Iran’s addition to its missile arsenal is likely to increase tensions between the government in Tehran and the Bush administration. Iran is defying United Nations Security Council demands to suspend a nuclear program that the U.S. and several major European countries suspect is cover for the development of a bomb.
The U.S. government, while insisting that it wants a diplomatic solution to the dispute, hasn’t ruled out military measures to force Iran to abandon the program, which Iran says is designed to generate electricity. The government in Tehran has threatened to retaliate if it is attacked.
The U.S. has also repeatedly accused Iran, the second- biggest producer in the Organization of Petroleum Exporting Countries, of fomenting violence in neighboring Iraq by training and financing insurgents there and stoking violence between the country’s Shiite and Sunni Muslim communities, charges denied by Iran.

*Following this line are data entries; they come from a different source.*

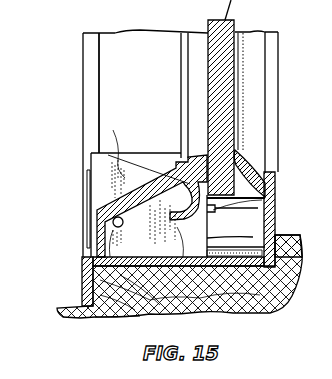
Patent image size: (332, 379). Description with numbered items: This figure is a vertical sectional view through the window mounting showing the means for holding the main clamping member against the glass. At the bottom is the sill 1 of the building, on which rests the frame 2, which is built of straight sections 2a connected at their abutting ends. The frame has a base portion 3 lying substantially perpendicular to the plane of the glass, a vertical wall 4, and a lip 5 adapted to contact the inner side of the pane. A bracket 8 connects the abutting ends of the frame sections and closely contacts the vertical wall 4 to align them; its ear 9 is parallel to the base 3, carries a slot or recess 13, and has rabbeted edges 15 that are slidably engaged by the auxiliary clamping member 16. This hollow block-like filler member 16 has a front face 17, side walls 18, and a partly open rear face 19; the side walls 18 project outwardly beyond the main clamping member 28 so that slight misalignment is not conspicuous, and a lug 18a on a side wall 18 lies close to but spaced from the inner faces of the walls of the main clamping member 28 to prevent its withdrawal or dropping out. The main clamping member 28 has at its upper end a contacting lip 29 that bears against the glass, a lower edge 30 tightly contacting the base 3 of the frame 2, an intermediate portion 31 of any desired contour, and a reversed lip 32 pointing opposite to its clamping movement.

The sill 1 is at (262, 313).
The frame 2 is at (243, 313).
The straight sections 2a is at (83, 85).
The base portion 3 is at (123, 316).
The vertical wall 4 is at (276, 227).
The lip 5 is at (262, 160).
The bracket 8 is at (253, 218).
The ear 9 is at (240, 186).
The slot or recess 13 is at (278, 191).
The rabbeted edges 15 is at (298, 258).
The auxiliary clamping member 16 is at (100, 165).
The front face 17 is at (87, 183).
The side walls 18 is at (143, 115).
The lug 18a is at (130, 292).
The rear face 19 is at (271, 130).
The main clamping member 28 is at (110, 202).
The contacting lip 29 is at (196, 153).
The lower edge 30 is at (97, 253).
The intermediate portion 31 is at (83, 128).
The reversed lip 32 is at (222, 269).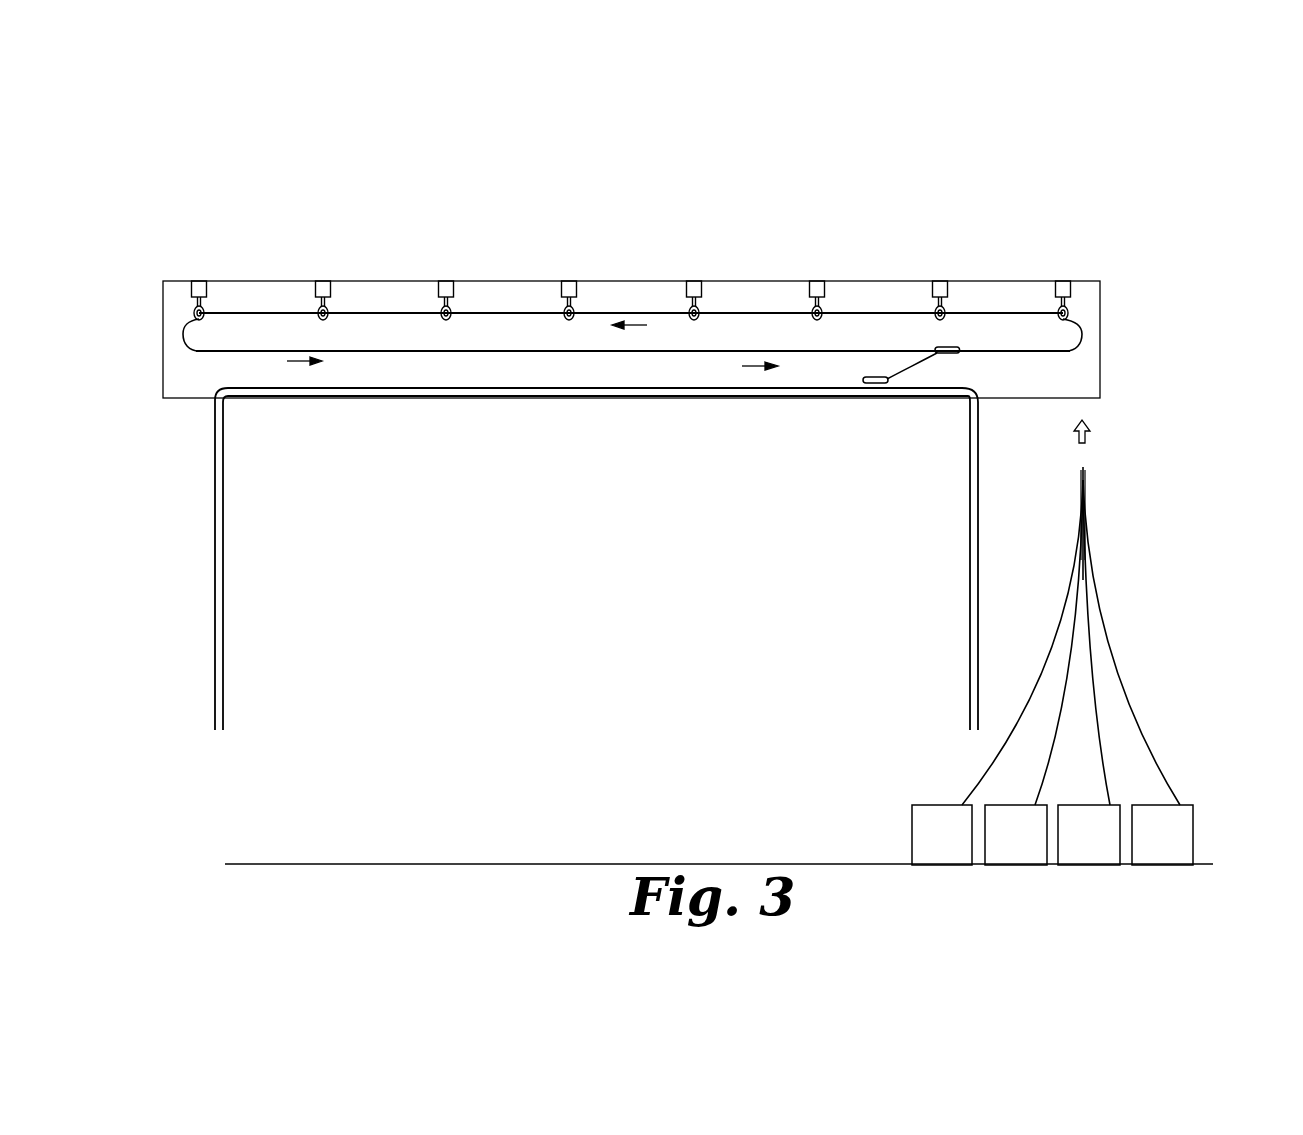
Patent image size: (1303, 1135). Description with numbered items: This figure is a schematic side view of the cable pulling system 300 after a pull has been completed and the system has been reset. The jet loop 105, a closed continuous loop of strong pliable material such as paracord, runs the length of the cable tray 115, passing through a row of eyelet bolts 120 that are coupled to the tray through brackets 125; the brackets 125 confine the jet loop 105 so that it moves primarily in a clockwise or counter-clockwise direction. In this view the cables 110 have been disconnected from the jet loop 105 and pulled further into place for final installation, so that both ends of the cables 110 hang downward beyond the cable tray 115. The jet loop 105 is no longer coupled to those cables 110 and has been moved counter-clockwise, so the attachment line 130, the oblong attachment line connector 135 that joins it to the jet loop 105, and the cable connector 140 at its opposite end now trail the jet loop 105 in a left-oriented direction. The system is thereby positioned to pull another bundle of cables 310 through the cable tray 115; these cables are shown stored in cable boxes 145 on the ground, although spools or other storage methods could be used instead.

The wind turbine blade transport/handling system 300 is at (284, 118).
The jet loop 105 is at (489, 353).
The cables 110 is at (968, 553).
The cable tray 115 is at (609, 398).
The eyelet bolt 120 is at (196, 314).
The brackets 125 is at (324, 281).
The attachment line 130 is at (960, 368).
The attachment line connector 135 is at (950, 346).
The cable connector 140 is at (871, 386).
The cable boxes 145 is at (993, 805).
The another bundle of cables 310 is at (1086, 530).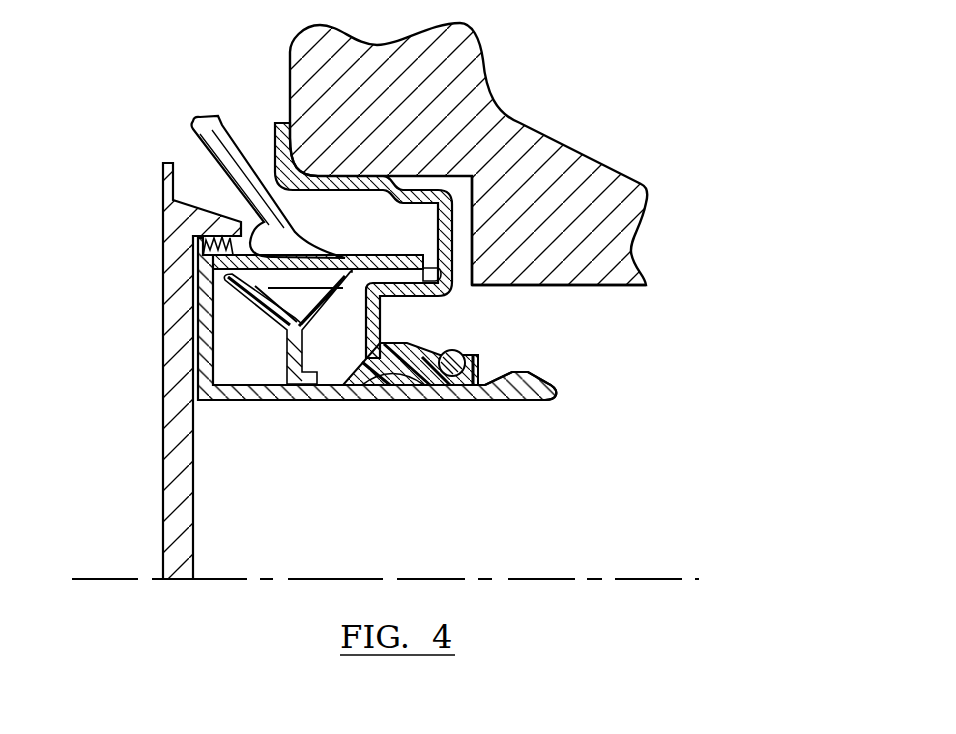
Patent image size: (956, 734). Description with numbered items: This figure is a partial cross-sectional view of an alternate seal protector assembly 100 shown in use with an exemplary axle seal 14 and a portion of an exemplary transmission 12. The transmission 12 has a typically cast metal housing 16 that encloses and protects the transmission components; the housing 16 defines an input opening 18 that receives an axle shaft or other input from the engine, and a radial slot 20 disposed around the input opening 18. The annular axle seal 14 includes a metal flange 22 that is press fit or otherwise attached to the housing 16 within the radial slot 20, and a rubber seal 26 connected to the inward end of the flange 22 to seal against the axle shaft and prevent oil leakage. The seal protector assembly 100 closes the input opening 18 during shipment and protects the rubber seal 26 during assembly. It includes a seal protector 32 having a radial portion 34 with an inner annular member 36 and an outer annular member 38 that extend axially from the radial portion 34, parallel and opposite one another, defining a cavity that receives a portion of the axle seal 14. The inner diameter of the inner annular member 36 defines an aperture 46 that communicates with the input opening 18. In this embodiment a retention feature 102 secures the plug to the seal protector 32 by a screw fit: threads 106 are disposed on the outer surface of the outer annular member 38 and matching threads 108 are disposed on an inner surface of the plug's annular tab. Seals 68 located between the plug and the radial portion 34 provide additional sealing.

Iranian President Mahmoud Ahmadinejad’s administration has been marked by a hardening of the country’s anti-U.S. stance, and he has prompted international condemnation with speeches in which he reiterated Iran’s official opposition to Israel’s existence.
Shahab-3 Missile
Iran’s military said in November last year that it successfully test-fired its Shahab-3 missile, which the country said had a 2,000-kilometer range. During a Sep. 22 military parade though, an announcer said the Shahab-3 had a 1,300- kilometer range, Agence-France Presse reported at the time. Iran also showed on that day a missile named Ghadr-1, with a range of 1,800 kilometers, the news agency said.
Ashura is for Shiites a day of mourning in commemoration of the death in battle of Imam Hossein, a grandson of the Prophet Muhammad.